Long-Term Care Facility Finalist: Presbyterian Village

Long-Term Care Facility Finalist: Presbyterian Village
Presbyterian Village in Little Rock

Quality resident care is at the core of Presbyterian Village’s values. That commitment is evident in low staff turnover and the long tenure among staff, both licensed and unlicensed. Some of Presbyterian Village’s team members have been with the long-term care facility for five, 10- and 20-plus years, which speaks to the strong bonds formed between caregivers and residents.

Another aspect of quality care that sets Presbyterian Village apart is the facility’s partnership with the University of Arkansas for Medical Sciences (UAMS) Geriatric Fellowship program. With this partnership, UAMS provides a physician assistant on-site three days a week as well as the guidance of a dedicated medical director on-site weekly to direct and monitor the medical care of each resident.

As a faith-based, nonprofit facility, Presbyterian Village employs a full-time staff chaplain and similar support services. The chaplain visits residents in-house and in the hospital and provides on-site Sunday church services and weekly Bible studies for residents and staff.

Presbyterian Village continues to improve resources and equipment as technology and research advances in the field of elder care. The facility recently introduced new hot steam tables for dining services on both floors of the facility that enhance the quality of life and create a more home-like environment

Presbyterian Village has also purchased new software technology, IN2L, which is designed specifically for senior adults and allows them to enjoy games, videos and therapy modules individually or in groups. The IN2L technology utilizes apps on devices similar to tablets or iPads, but on a bigger, more accessible screen and system.

Further improvements include the replacement of the nurse-call alert system by a state-of-the-art system which boasts a quieter, friendlier experience by alerting staff via pager. The system also provides a new feature of reporting on staff response to these alerts.

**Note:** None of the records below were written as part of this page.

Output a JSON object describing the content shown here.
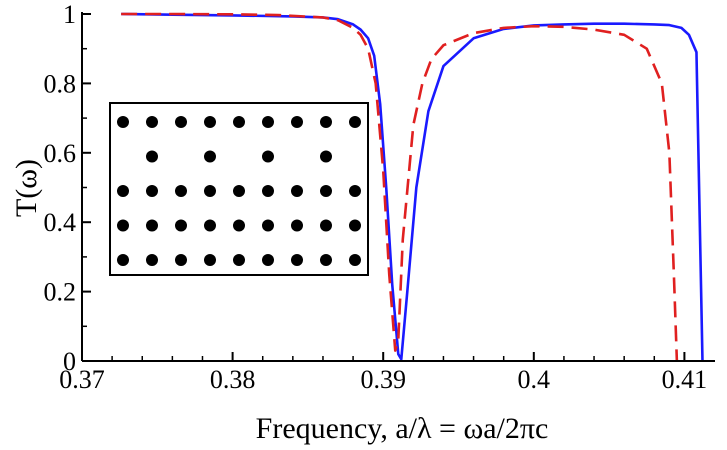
{
  "chart_data": {
    "type": "line",
    "title": "",
    "xlabel": "Frequency,  a/λ = ωa/2πc",
    "ylabel": "T(ω)",
    "xlim": [
      0.37,
      0.4115
    ],
    "ylim": [
      0,
      1
    ],
    "xticks": [
      0.37,
      0.38,
      0.39,
      0.4,
      0.41
    ],
    "xtick_labels": [
      "0.37",
      "0.38",
      "0.39",
      "0.4",
      "0.41"
    ],
    "yticks": [
      0,
      0.2,
      0.4,
      0.6,
      0.8,
      1
    ],
    "ytick_labels": [
      "0",
      "0.2",
      "0.4",
      "0.6",
      "0.8",
      "1"
    ],
    "grid": false,
    "legend": "none",
    "series": [
      {
        "color": "#1a1aff",
        "style": "solid",
        "x": [
          0.3726,
          0.376,
          0.38,
          0.384,
          0.386,
          0.387,
          0.388,
          0.3885,
          0.389,
          0.3894,
          0.3898,
          0.3902,
          0.3906,
          0.391,
          0.3912,
          0.3916,
          0.3922,
          0.393,
          0.394,
          0.396,
          0.398,
          0.4,
          0.402,
          0.404,
          0.406,
          0.408,
          0.409,
          0.4098,
          0.4103,
          0.4108,
          0.4112
        ],
        "y": [
          1.0,
          0.998,
          0.996,
          0.993,
          0.99,
          0.985,
          0.97,
          0.955,
          0.93,
          0.88,
          0.74,
          0.5,
          0.22,
          0.02,
          0.005,
          0.2,
          0.5,
          0.72,
          0.85,
          0.93,
          0.957,
          0.967,
          0.97,
          0.972,
          0.972,
          0.97,
          0.968,
          0.96,
          0.94,
          0.89,
          0.0
        ]
      },
      {
        "color": "#e02020",
        "style": "dashed",
        "x": [
          0.3726,
          0.376,
          0.38,
          0.383,
          0.386,
          0.387,
          0.388,
          0.3885,
          0.389,
          0.3895,
          0.39,
          0.3904,
          0.3908,
          0.391,
          0.3913,
          0.392,
          0.3926,
          0.3932,
          0.394,
          0.396,
          0.398,
          0.4,
          0.402,
          0.404,
          0.406,
          0.4075,
          0.4085,
          0.409,
          0.4093,
          0.4095
        ],
        "y": [
          1.0,
          1.0,
          0.999,
          0.997,
          0.99,
          0.982,
          0.96,
          0.94,
          0.9,
          0.8,
          0.55,
          0.25,
          0.03,
          0.06,
          0.35,
          0.68,
          0.8,
          0.87,
          0.91,
          0.945,
          0.96,
          0.965,
          0.963,
          0.955,
          0.94,
          0.9,
          0.8,
          0.6,
          0.25,
          0.0
        ]
      }
    ],
    "inset": {
      "content": "photonic crystal lattice of dots",
      "rows": [
        [
          1,
          1,
          1,
          1,
          1,
          1,
          1,
          1,
          1
        ],
        [
          0,
          1,
          0,
          1,
          0,
          1,
          0,
          1,
          0
        ],
        [
          1,
          1,
          1,
          1,
          1,
          1,
          1,
          1,
          1
        ],
        [
          1,
          1,
          1,
          1,
          1,
          1,
          1,
          1,
          1
        ],
        [
          1,
          1,
          1,
          1,
          1,
          1,
          1,
          1,
          1
        ]
      ]
    }
  }
}
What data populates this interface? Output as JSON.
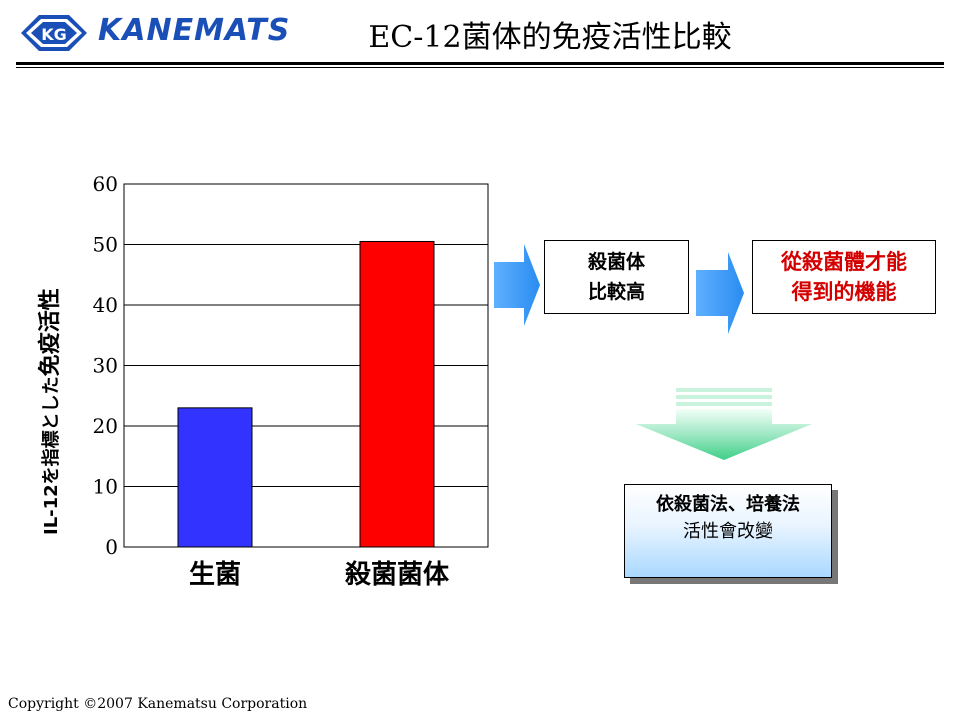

“We anticipate several positive changes from these ... improvements,” said Melissa Jenkins, director of development at Presybterian Village. “With the IN2L technology, we expect improvement of resident cognition through the stimulation of the interactive software. Quality of life improvements will continue with the steam-table meal service through a decrease in potential for weight loss and dietary complaints and improved socialization at meal time. The nurse-alert system immediately accomplished a quieter environment, as well as improved staff response to resident calls for assistance.”

Presbyterian Village offers perks for residents including two beauty/barber salons, activities tailored to the interests and abilities of each resident and a varied selection of Southern-style meals.